The guidance, titled Better Serving the Real Economy and Promoting the High-Quality Development of E-Commerce, was published on Monday by the Ministry of Commerce, or Mofcom, together with five other government departments. It sets out 16 measures across five areas, including cross-border business expansion, platform governance, competition enforcement, technological innovation, and support for small and medium-sized enterprises and rural e-commerce.
The issuance comes amid growing scrutiny from abroad, with European lawmakers raising concerns about the impact of low-value imports from Chinese e-commerce platforms. Following a visit to China from March 31 to April 2, members of the European Parliament warned about product safety, customs compliance and weak platform oversight, and urged Chinese platforms and authorities to respect the EU’s digital and consumer-protection rules.

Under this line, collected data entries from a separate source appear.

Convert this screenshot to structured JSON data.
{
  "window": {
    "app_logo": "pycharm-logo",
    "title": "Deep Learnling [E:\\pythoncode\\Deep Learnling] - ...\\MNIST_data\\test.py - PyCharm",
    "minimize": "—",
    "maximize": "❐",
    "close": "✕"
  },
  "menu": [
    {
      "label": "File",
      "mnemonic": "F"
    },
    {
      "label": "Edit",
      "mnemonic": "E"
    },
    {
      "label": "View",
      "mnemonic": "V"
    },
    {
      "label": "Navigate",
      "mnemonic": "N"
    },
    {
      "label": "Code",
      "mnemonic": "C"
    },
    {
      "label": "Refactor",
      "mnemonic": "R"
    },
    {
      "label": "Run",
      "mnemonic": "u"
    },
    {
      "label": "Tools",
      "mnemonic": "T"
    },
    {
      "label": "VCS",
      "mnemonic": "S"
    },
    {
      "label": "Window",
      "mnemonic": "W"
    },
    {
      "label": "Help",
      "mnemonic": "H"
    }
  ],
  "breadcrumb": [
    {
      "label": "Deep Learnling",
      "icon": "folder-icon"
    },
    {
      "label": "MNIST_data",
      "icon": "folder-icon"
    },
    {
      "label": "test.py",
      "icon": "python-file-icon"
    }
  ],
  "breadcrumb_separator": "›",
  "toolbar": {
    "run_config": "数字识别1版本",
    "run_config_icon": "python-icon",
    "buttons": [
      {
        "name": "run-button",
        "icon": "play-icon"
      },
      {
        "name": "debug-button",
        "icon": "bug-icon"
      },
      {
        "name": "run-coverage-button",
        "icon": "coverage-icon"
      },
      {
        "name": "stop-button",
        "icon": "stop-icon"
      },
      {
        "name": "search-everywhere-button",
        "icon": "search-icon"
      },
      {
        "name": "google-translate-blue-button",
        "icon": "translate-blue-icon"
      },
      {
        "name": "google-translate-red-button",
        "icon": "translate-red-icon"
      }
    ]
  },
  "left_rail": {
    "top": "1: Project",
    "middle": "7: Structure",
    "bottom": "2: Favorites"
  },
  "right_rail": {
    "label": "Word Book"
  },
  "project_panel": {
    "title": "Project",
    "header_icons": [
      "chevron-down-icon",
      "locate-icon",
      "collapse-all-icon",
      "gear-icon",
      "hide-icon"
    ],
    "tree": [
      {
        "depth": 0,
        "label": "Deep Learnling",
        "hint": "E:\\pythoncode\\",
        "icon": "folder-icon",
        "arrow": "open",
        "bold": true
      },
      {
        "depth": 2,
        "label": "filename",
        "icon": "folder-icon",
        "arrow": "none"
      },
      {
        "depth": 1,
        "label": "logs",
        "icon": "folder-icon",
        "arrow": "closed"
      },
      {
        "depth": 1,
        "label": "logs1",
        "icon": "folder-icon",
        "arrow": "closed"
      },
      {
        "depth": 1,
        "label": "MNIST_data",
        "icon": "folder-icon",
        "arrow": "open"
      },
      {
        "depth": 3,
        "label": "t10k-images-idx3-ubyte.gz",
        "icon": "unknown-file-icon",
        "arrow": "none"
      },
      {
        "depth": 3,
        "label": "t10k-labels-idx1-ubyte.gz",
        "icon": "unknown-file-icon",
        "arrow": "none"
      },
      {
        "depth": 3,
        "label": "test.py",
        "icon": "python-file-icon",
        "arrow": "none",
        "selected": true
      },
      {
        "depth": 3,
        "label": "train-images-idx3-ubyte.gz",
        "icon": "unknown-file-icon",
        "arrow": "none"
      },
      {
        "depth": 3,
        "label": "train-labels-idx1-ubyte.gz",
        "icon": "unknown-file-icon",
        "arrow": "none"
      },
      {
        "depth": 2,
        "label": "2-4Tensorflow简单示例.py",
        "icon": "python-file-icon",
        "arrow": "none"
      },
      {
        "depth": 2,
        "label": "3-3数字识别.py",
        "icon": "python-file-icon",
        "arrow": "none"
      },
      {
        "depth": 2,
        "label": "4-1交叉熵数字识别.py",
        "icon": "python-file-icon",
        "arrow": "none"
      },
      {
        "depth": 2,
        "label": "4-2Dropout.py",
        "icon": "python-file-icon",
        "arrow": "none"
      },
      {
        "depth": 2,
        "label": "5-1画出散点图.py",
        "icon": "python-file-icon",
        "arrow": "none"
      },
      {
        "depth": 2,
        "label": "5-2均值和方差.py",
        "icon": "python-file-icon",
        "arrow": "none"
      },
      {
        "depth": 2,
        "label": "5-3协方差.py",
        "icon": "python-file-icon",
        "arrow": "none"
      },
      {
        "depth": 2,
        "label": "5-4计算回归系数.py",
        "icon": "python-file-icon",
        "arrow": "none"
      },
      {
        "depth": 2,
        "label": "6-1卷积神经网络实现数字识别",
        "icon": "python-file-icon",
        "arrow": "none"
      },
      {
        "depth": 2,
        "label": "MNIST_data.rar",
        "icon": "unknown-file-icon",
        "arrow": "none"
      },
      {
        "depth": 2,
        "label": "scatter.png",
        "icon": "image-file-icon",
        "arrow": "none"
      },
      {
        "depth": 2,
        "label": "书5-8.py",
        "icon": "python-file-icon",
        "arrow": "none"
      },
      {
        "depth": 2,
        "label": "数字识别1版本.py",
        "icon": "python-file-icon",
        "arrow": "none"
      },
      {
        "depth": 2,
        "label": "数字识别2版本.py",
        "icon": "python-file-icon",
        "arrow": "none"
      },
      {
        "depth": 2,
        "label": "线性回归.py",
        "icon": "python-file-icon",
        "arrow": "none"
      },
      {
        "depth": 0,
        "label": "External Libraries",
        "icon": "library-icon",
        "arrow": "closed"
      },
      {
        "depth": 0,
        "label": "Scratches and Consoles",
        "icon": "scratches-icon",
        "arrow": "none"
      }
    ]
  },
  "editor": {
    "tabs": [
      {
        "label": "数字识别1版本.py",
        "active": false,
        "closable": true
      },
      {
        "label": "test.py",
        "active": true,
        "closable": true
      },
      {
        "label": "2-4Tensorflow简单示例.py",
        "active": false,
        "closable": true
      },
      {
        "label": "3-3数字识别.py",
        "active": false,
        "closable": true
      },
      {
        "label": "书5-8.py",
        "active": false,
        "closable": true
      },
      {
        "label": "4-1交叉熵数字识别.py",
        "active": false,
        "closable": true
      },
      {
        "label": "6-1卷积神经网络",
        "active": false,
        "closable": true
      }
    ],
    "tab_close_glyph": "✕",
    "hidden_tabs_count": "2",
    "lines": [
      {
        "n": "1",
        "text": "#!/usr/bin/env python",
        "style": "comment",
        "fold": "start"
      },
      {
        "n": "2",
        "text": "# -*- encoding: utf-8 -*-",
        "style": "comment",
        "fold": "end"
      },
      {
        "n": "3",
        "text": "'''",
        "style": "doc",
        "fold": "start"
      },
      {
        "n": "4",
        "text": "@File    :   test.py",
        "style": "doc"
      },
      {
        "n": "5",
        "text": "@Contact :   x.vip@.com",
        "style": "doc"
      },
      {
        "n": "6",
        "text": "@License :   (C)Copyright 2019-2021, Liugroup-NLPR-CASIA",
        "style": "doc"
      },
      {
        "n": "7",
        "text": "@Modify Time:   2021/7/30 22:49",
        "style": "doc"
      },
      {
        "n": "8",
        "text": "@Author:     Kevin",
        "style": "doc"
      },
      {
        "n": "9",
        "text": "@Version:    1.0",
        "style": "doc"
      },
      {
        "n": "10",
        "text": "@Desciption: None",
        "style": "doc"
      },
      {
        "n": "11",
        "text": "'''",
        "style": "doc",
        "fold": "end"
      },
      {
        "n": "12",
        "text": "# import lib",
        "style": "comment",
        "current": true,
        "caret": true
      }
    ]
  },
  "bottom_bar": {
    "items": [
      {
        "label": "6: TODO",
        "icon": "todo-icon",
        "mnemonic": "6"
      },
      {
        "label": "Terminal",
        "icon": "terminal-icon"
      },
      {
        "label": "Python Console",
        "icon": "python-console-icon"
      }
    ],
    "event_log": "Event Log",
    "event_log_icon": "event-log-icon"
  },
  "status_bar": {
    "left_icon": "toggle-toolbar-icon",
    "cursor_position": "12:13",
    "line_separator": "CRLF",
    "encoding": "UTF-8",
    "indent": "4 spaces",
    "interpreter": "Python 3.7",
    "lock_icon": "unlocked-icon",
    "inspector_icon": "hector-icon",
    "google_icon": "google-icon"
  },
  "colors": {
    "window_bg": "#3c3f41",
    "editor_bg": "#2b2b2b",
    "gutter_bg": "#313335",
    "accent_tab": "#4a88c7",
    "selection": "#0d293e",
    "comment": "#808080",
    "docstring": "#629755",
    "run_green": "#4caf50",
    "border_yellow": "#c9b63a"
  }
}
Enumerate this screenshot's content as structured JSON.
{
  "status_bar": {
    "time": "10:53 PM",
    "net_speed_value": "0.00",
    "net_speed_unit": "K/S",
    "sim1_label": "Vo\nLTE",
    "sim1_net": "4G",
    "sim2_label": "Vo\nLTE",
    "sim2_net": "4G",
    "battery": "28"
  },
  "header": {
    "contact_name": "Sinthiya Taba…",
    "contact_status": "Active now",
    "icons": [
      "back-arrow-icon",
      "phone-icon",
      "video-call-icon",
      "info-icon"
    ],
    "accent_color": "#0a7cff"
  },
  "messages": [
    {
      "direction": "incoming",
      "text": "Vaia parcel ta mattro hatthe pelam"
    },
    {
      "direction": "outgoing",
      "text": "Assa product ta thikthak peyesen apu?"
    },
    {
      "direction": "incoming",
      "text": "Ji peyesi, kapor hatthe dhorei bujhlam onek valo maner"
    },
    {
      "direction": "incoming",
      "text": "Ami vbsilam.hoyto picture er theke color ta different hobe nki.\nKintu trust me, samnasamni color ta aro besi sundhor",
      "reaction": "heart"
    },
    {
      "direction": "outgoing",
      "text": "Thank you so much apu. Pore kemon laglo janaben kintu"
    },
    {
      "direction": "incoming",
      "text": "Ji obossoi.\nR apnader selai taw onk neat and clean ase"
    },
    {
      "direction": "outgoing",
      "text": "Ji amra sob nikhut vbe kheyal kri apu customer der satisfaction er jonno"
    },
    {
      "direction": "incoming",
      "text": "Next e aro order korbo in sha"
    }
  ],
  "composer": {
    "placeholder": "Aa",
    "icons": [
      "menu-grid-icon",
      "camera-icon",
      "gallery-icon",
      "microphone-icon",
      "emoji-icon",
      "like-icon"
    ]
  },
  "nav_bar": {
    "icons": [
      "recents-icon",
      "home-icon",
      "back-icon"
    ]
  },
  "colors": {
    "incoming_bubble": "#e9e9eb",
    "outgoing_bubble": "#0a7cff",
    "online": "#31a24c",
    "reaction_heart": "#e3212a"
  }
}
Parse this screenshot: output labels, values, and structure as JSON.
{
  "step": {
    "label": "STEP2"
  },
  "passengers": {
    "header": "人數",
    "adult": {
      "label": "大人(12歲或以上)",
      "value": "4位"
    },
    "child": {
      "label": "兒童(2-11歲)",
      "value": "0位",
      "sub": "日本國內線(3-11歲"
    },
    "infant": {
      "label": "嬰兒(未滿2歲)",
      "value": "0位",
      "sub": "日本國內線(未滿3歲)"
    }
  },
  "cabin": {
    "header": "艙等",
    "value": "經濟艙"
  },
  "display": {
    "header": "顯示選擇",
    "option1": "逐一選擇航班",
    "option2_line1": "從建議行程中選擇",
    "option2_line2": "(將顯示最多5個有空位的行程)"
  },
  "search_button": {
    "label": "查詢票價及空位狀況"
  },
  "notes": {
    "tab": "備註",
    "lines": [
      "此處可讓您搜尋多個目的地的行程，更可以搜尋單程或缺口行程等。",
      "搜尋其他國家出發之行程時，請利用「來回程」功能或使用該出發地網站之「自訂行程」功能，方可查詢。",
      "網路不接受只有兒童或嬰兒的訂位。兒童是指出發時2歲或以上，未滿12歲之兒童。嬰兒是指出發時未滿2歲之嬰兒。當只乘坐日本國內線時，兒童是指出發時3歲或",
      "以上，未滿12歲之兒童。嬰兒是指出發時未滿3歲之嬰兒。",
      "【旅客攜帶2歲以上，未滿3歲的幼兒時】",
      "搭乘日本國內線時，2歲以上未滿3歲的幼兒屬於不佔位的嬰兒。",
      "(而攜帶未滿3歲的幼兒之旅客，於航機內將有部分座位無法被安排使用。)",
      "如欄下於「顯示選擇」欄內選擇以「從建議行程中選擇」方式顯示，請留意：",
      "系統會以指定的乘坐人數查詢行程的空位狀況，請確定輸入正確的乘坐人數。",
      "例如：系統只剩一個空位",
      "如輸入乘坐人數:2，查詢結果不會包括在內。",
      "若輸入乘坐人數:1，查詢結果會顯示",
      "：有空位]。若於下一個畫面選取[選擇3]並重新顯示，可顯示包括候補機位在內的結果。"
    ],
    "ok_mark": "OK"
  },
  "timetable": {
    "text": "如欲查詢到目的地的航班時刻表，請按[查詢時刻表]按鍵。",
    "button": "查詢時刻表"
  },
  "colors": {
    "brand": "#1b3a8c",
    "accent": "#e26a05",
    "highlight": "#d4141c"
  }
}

Role of E-Commerce and Antitrust Enforcement
An accompanying interpretation from Mofcom’s e-commerce department stresses that e-commerce is both a key part of the real economy and a tool to upgrade it. Authorities said China has remained the world’s largest online retail market for 13 consecutive years, with about 26 million merchants and 3.2 billion consumers globally.
The guidance states that competition enforcement will be strengthened, with authorities stepping up action against monopoly agreements and abuses of market dominance, addressing aggressive pricing practices and improving product-quality supervision, including higher rates of random inspections for goods sold online.
Support for Exports and Cross-Border Trade
The document introduces measures to support Chinese e-commerce companies in expanding overseas, with a focus on compliance and risk management. It also calls for authorities to “actively conduct foreign engagements and safeguard companies’ legitimate rights and interests overseas.”
Authorities also pledged to align rules on personal data protection and cross-border data flows, and to advance participation in international agreements such as the Comprehensive and Progressive Agreement for Trans-Pacific Partnership, which sets rules on trade and digital commerce, and the Digital Economy Partnership Agreement, which focuses on data governance.
The guidance also focuses on cross-border business development and regulatory alignment. Officials said they will expand pilot zones, international warehouses and logistics capacity across sea, air and rail. Separately, the policy supports exports by encouraging e-commerce companies to expand high-quality digital services abroad, and it supports imports by encouraging companies to build overseas direct sourcing bases for premium and specialty products.
Platforms, Data and Innovation
Platform governance is another key pillar. Regulators will require clearer and more transparent platform rules, stronger intellectual property protection, and improved safeguards for merchants and workers, alongside stricter data-security obligations and more responsible algorithm design.
Authorities also emphasized innovation, calling for wider adoption of artificial intelligence in e-commerce and deeper integration between online and offline retail. Measures to support SMEs, rural e-commerce and “industrial e-commerce” are intended to strengthen supply chains and reduce digital transformation costs.
The guidance, published by Mofcom together with the State Administration for Market Regulation, the Ministry of Industry and Information Technology, and three other agencies, frames these steps as part of a broader effort to balance development and regulation, efficiency and fairness, and innovation with risk control.